January 24, 2022
VIA EDGAR
Christina DiAngelo Fettig
Alex Bradford
Catalina Jaime
Division of Investment Management, Disclosure Review Office
U.S. Securities and Exchange Commission
100 F Street, NE
Washington, D.C. 20549
Re: SCP Private Credit Income BDC LLC (File No. 814-01294)
Dear Mses. Fettig and Jaime and Mr. Bradford:
On behalf of SCP Private Credit Income BDC LLC (the “Company”), set forth below are the Company’s responses to the oral comments provided by the staff of the Division of Investment Management (the “Staff”) of the Securities and Exchange Commission to the Company on September 1, 2021, November 9, 2021 and January 4, 2022 with respect to your review, pursuant to the Sarbanes-Oxley Act of 2002, of the Company’s annual report on Form 10-K for the year ended December 31, 2018 (the “2018 10-K”), the Company’s quarterly report on Form 10-Q for the quarter ended September 30, 2018 (the “Q3 2018 10-Q”) and the Company’s annual report on Form 10-K for the year ended December 31, 2020 (the “2020 10-K”). The Staff’s comments are set forth below and are followed by the Company’s responses.

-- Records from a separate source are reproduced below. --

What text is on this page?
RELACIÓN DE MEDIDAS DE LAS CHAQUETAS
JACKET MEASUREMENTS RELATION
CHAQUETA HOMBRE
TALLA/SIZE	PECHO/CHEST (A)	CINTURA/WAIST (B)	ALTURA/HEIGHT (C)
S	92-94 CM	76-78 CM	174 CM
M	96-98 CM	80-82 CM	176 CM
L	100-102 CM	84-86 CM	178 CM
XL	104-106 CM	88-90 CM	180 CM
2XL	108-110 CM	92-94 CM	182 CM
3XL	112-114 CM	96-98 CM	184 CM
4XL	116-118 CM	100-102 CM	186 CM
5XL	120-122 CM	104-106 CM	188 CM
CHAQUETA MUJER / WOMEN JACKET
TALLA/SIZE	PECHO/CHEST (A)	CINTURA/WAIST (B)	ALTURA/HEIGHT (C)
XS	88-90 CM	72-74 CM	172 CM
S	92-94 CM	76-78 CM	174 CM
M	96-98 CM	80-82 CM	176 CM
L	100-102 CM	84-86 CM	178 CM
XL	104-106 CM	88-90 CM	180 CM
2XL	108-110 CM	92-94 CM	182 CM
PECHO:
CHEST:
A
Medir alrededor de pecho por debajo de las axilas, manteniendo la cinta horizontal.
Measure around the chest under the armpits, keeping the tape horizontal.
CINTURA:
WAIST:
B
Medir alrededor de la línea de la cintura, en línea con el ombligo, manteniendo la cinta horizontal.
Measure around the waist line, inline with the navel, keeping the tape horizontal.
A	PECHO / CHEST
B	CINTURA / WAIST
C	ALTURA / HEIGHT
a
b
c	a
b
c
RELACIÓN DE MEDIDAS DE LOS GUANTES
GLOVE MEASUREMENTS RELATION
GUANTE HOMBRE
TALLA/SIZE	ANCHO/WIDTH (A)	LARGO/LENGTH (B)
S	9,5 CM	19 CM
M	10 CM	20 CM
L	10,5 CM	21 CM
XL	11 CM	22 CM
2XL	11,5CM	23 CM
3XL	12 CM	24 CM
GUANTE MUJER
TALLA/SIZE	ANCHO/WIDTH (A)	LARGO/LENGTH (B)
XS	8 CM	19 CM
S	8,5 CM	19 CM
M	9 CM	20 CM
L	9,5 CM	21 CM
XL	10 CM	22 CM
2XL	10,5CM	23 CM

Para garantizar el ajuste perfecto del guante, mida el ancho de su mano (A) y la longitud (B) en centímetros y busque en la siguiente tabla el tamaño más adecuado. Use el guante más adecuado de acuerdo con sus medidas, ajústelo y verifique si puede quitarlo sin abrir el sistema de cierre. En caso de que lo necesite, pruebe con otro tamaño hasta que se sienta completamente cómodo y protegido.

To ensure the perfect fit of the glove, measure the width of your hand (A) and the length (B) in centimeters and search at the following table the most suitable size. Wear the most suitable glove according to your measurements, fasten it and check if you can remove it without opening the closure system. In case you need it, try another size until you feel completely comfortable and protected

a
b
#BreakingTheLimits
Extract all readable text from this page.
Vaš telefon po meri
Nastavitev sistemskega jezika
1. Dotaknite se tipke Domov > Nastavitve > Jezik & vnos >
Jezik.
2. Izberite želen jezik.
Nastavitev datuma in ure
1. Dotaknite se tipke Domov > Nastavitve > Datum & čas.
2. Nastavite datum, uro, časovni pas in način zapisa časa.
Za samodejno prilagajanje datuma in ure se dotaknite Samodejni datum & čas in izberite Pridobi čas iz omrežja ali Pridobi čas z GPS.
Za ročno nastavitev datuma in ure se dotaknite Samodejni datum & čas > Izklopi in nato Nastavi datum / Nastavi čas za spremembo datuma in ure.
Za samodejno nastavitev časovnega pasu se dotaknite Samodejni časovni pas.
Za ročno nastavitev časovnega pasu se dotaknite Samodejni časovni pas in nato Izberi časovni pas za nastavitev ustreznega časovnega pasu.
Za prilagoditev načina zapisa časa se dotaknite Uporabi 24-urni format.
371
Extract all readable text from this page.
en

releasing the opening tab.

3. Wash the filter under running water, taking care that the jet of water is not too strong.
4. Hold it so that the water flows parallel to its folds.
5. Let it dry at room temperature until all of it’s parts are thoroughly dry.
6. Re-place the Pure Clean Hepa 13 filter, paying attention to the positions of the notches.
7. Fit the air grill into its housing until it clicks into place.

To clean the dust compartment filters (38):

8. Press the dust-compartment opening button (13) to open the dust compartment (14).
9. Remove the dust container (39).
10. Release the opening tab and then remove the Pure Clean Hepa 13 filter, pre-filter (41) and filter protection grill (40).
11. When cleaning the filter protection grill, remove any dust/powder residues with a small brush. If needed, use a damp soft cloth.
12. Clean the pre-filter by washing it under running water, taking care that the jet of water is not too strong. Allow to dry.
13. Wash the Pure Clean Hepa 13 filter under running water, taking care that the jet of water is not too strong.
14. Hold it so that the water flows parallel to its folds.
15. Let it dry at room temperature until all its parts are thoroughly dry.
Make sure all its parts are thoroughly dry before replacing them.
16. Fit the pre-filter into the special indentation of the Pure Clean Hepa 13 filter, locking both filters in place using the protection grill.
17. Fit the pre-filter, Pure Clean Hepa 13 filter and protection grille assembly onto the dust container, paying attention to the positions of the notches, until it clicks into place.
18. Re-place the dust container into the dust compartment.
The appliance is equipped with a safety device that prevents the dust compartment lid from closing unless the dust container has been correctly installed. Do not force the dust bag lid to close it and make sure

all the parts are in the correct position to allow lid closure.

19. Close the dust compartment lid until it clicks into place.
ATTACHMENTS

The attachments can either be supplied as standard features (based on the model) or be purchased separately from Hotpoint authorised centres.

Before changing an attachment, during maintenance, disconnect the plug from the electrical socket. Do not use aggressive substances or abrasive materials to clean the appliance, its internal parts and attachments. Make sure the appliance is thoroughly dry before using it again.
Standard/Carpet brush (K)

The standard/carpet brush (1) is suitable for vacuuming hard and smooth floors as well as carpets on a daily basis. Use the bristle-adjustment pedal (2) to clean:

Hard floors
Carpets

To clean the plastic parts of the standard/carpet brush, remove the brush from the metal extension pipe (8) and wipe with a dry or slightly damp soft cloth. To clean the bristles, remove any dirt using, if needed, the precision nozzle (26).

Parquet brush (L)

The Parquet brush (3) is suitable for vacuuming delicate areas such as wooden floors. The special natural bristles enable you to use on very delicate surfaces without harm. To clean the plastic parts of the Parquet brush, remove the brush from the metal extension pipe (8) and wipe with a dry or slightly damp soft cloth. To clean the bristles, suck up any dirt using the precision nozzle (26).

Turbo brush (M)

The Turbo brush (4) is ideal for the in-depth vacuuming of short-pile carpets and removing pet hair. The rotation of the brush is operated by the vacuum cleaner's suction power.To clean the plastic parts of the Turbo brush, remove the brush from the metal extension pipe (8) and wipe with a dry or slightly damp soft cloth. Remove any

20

| 1. | Please explain why the 2018 10-K was filed without audited financial statements. See Item 8 of Form 10-K, Article 3 of Regulation S-X and Division of Investment Management Dear CFO Item 2020-01. |
Response: The Company advises the Staff on a supplemental basis that it was not required to include audited financial statements in the 2018 10-K because the Company qualified as an “inactive entity,” as defined in Rule 3-11 of Regulation S-X, during the period of 2018 in which it was registered under the Securities Exchange Act of 1934, as amended (the “Exchange Act”). The Company became a reporting company under the Exchange Act when its registration statement on Form 10 (the “Form 10”) became effective on August 28, 2018. The Company also advises the Staff on a supplemental basis that prior to filing the 2018 10-K, the Company consulted with its independent registered public accounting firm, discussed with its sole institutional unitholder, and then reviewed and discussed the facts with the Company’s counsel before determining that an audit of the financial statements included in the 2018 10-K was not required. Accordingly, from the date of effectiveness of its Form 10 through December 31, 2018, the Company believes that it complied with each requirement of Rule 3-11, as described in more detail below. However, the Company acknowledges that the Staff disagrees with the Company’s analysis with respect to Rule 3-11.